Hamiltonian Decoded Quantum Interferometry

We introduce Hamiltonian Decoded Quantum Interferometry (HDQI), a quantum algorithm that utilizes coherent Bell measurements and the symplectic representation of the Pauli group to reduce Gibbs sampling and Hamiltonian optimization to classical decoding. For a signed Pauli Hamiltonian $H$ and any degree-$\ell$ polynomial ${P}$, HDQI prepares a purification of the density matrix $\rho_{P}(H) \propto {P}^2(H)$ by solving a combination of two tasks: decoding $\ell$ errors on a classical code defined by $H$, and preparing a pilot state that encodes the anti-commutation structure of $H$. Choosing $P(x)$ to approximate $\exp(-\beta x/2)$ yields Gibbs states at inverse temperature $\beta$; other choices prepare approximate ground states, microcanonical ensembles, and other spectral filters. For local Hamiltonians, the corresponding decoding problem is that of LDPC codes. Preparing the pilot state is always efficient for commuting Hamiltonians, but highly non-trivial for non-commuting Hamiltonians. Nevertheless, we prove that this state admits an efficient matrix product state representation for Hamiltonians whose anti-commutation graph decomposes into connected components of logarithmic size.
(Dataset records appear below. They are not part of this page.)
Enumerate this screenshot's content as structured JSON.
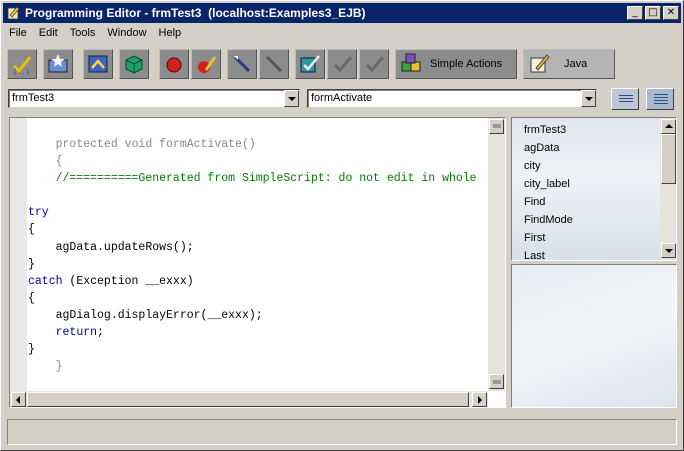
{
  "window": {
    "title": "Programming Editor - frmTest3  (localhost:Examples3_EJB)",
    "min_glyph": "_",
    "max_glyph": "□",
    "close_glyph": "✕"
  },
  "menu": [
    "File",
    "Edit",
    "Tools",
    "Window",
    "Help"
  ],
  "toolbar": {
    "simple_actions_label": "Simple Actions",
    "java_label": "Java"
  },
  "selectors": {
    "object": "frmTest3",
    "method": "formActivate"
  },
  "code_lines": [
    {
      "indent": "    ",
      "text": "protected void formActivate()",
      "style": "dim"
    },
    {
      "indent": "    ",
      "text": "{",
      "style": "dim"
    },
    {
      "indent": "    ",
      "text": "//==========Generated from SimpleScript: do not edit in whole",
      "style": "cm"
    },
    {
      "indent": "",
      "text": "",
      "style": ""
    },
    {
      "indent": "",
      "text": "try",
      "style": "kw"
    },
    {
      "indent": "",
      "text": "{",
      "style": ""
    },
    {
      "indent": "    ",
      "text": "agData.updateRows();",
      "style": ""
    },
    {
      "indent": "",
      "text": "}",
      "style": ""
    },
    {
      "indent": "",
      "text": "catch",
      "style": "kw",
      "rest": " (Exception __exxx)"
    },
    {
      "indent": "",
      "text": "{",
      "style": ""
    },
    {
      "indent": "    ",
      "text": "agDialog.displayError(__exxx);",
      "style": ""
    },
    {
      "indent": "    ",
      "text": "return",
      "style": "kw",
      "rest": ";"
    },
    {
      "indent": "",
      "text": "}",
      "style": ""
    },
    {
      "indent": "    ",
      "text": "}",
      "style": "dim"
    }
  ],
  "members": [
    "frmTest3",
    "agData",
    "city",
    "city_label",
    "Find",
    "FindMode",
    "First",
    "Last"
  ],
  "colors": {
    "titlebar": "#0a246a",
    "keyword": "#0000a0",
    "comment": "#008000",
    "generated": "#888888"
  }
}
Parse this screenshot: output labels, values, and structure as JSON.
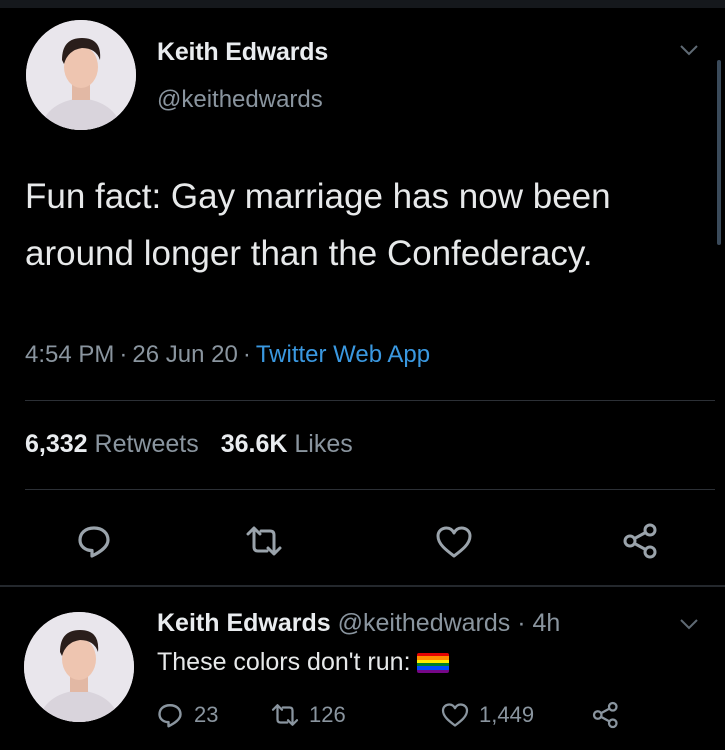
{
  "tweet": {
    "author_name": "Keith Edwards",
    "author_handle": "@keithedwards",
    "text": "Fun fact: Gay marriage has now been around longer than the Confederacy.",
    "time": "4:54 PM",
    "separator": "·",
    "date": "26 Jun 20",
    "source": "Twitter Web App",
    "retweets_count": "6,332",
    "retweets_label": "Retweets",
    "likes_count": "36.6K",
    "likes_label": "Likes"
  },
  "reply": {
    "author_name": "Keith Edwards",
    "author_handle": "@keithedwards",
    "age": "· 4h",
    "text": "These colors don't run:",
    "reply_count": "23",
    "retweet_count": "126",
    "like_count": "1,449"
  },
  "icons": {
    "reply": "comment-icon",
    "retweet": "retweet-icon",
    "like": "heart-icon",
    "share": "share-icon",
    "more": "chevron-down-icon",
    "flag": "rainbow-flag-emoji"
  },
  "colors": {
    "background": "#000000",
    "text_primary": "#e7e9ea",
    "text_secondary": "#8a959f",
    "link": "#3a98e0",
    "divider": "#2c3036"
  }
}
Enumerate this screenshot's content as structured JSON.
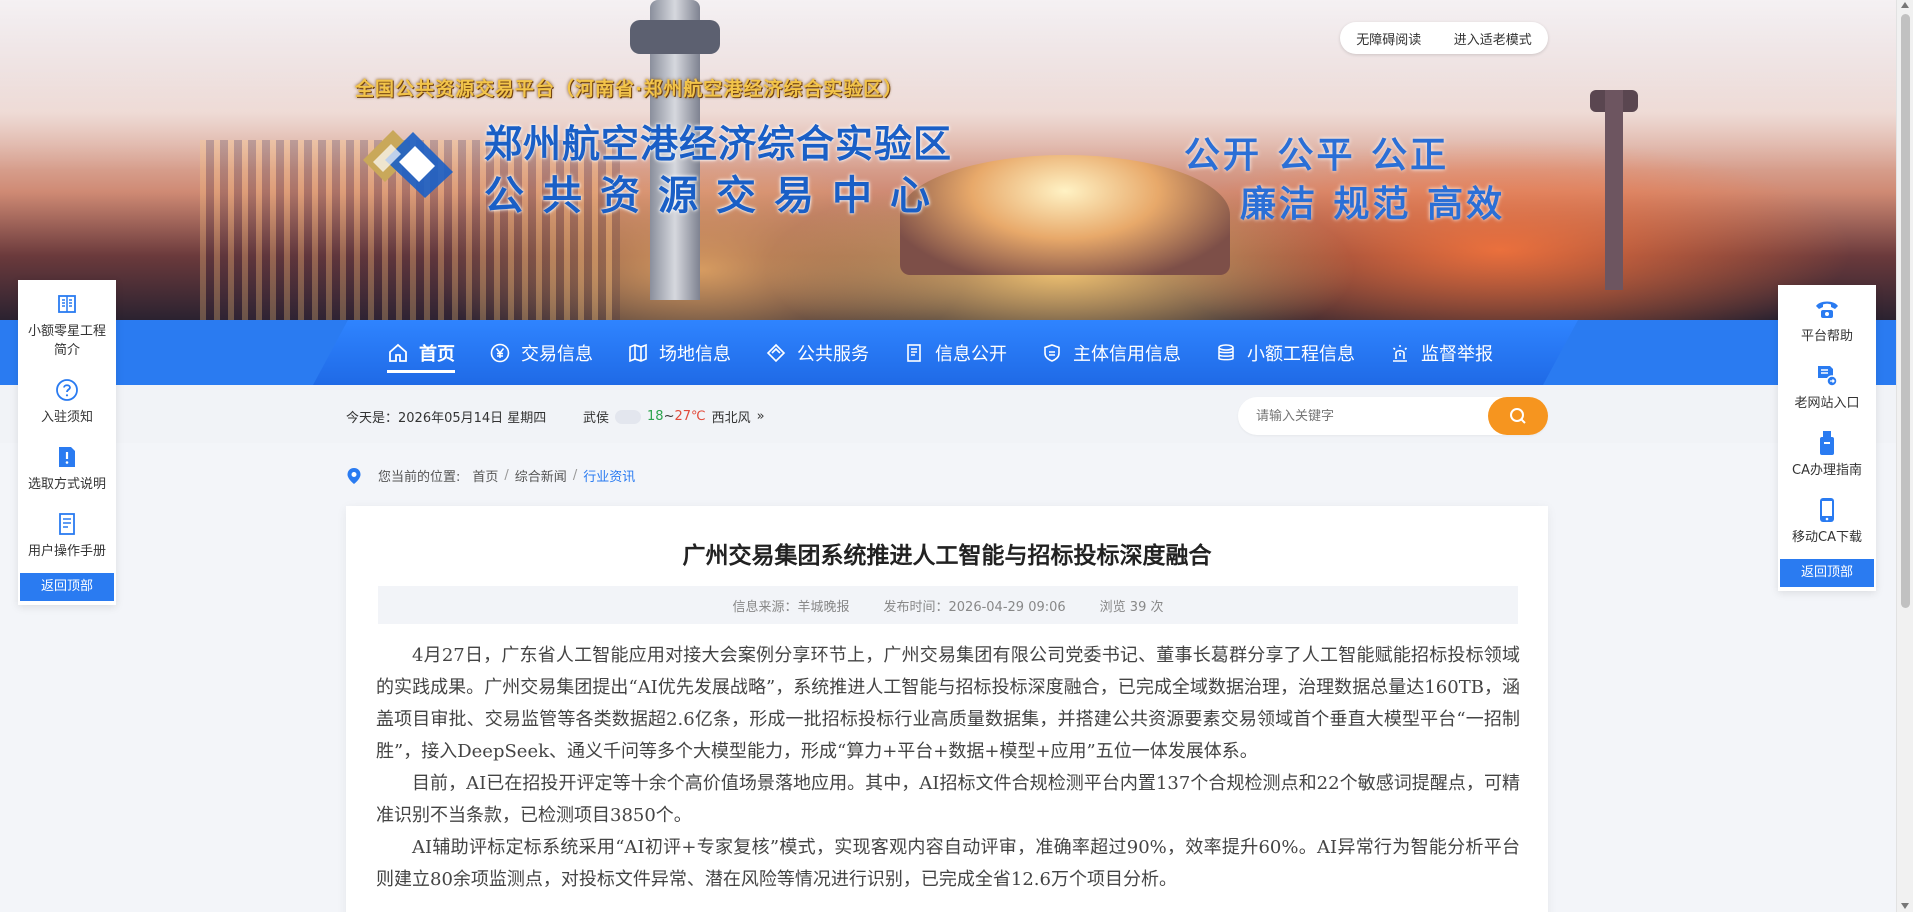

We show that HDQI efficiently prepares Gibbs states at arbitrary temperatures for a class of physically motivated commuting Hamiltonians -- including the toric code and Haah's cubic code -- but we also develop a matching efficient classical algorithm for this task. For a non-commuting semiclassical spin glass and commuting stabilizer Hamiltonians with quantum defects, HDQI prepares Gibbs states up to a constant inverse-temperature threshold using polynomial quantum resources and quasi-polynomial classical pre-processing. These results position HDQI as a versatile algorithmic primitive and the first extension of Regev's reduction to non-abelian groups.